Mais les commentaires autrement évasifs de Hanegbi ne feront pas grand-chose pour mettre fin aux soupçons que les fonctionnaires essaient encore activement d’éviter d’affronter les questions les plus controversées: Pourquoi les nourrissons ont-ils été enlevés à leurs familles? Est-ce que les hôpitaux et les organisations de bien-être ont trafiqué des enfants dans les premières années d’Israël? Et les organes de l’Etat étaient-ils complices des enlèvements de masse?

Interrogé par l’émission télévisée israélienne Meet the Press sur la question de savoir si les responsables du gouvernement étaient impliqués, Hanegbi disait seulement: “Nous ne le saurons peut-être jamais”.

Sa réticence à être plus disponible peut être compréhensible. Shoshana Madmoni-Gerber, un universitaire israélien qui a écrit un livre sur les disparitions intitulé Les médias israéliens et l’encadrement du conflit interne: l’affaire des bébés yéménites, a noté que le “transfert forcé” d’enfants d’un groupe ethnique à un autre satisfait les Nations Unies. définition du “génocide”. La convention de 1951 inclut le crime de “complicité”.

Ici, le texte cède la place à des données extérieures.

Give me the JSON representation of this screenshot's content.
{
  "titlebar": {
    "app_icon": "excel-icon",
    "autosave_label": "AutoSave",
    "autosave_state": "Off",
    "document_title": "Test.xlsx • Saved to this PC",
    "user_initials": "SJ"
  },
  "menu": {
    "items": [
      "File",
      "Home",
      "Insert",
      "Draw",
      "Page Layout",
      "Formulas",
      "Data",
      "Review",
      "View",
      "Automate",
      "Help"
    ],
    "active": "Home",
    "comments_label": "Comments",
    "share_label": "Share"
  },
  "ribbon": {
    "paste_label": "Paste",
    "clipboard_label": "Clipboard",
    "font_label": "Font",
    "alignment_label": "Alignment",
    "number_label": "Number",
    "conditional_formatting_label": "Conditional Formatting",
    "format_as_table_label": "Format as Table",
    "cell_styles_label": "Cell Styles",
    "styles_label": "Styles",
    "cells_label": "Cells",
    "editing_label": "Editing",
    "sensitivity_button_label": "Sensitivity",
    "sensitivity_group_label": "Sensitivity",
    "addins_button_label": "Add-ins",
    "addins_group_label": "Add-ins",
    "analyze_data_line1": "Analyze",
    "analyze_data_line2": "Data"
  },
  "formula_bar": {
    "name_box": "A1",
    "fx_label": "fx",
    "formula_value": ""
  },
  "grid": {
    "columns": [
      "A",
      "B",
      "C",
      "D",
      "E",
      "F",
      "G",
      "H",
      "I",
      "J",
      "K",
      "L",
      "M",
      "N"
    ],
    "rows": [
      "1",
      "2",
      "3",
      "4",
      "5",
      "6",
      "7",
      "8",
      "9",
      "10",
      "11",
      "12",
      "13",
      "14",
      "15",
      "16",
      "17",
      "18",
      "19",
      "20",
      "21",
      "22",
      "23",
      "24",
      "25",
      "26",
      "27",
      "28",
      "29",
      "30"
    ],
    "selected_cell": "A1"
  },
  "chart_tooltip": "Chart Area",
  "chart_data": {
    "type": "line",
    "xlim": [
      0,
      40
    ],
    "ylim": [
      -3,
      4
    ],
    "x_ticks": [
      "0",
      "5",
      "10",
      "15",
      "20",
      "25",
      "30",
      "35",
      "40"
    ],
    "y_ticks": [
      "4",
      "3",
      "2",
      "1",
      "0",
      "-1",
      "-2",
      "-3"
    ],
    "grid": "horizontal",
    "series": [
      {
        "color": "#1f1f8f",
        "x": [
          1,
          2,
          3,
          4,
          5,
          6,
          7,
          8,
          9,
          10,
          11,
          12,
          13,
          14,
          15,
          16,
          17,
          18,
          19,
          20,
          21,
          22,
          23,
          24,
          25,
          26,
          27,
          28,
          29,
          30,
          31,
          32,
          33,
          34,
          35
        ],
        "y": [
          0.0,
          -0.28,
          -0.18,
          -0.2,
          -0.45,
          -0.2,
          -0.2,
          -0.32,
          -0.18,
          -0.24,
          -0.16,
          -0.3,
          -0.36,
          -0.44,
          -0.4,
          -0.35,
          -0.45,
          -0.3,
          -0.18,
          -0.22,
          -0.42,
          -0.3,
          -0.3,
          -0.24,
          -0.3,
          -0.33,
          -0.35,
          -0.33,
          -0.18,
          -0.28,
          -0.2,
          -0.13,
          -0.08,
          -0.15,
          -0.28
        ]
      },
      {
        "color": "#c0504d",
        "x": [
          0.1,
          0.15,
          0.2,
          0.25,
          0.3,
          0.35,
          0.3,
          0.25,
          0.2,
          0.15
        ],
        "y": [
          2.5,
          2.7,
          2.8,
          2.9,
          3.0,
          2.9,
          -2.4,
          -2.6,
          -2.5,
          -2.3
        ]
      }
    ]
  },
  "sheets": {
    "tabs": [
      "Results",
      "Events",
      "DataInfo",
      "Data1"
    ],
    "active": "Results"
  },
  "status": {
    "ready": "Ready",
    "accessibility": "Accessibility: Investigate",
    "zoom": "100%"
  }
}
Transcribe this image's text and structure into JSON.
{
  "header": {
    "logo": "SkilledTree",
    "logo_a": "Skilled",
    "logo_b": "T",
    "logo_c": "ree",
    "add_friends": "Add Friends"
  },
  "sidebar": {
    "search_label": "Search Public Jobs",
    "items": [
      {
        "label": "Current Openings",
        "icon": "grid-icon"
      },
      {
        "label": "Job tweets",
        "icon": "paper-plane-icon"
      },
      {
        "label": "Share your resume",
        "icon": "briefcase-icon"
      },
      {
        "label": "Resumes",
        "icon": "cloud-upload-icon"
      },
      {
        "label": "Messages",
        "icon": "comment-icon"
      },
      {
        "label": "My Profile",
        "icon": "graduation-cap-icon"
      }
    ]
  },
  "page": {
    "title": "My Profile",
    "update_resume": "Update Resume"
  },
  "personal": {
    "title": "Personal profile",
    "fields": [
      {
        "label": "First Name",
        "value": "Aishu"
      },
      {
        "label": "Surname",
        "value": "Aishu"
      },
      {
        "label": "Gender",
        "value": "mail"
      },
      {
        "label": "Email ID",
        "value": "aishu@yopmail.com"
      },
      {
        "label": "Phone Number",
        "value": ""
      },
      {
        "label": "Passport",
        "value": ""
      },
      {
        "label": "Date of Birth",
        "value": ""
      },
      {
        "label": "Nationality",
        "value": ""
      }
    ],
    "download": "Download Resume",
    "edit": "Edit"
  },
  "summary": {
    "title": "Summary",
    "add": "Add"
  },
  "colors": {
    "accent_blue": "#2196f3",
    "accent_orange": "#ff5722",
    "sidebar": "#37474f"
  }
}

“En fin de compte, je ne pense pas que ce soit important que les responsables du gouvernement aient activement planifié ce qui s’est passé ou qu’ils aient simplement détourné les yeux pendant que d’autres kidnappaient”, a-t-elle déclaré à Al Jazeera. “De toute façon, c’était un crime perpétré contre des milliers de parents qui ne connaissent toujours pas la vérité sur le sort de leurs enfants.”

Presque tous les enfants disparus étaient issus de familles juives arrivées de pays arabes peu après la création d’Israël lors de la Nakba de 1948, lorsque des centaines de milliers de Palestiniens ont été expulsés de leurs foyers.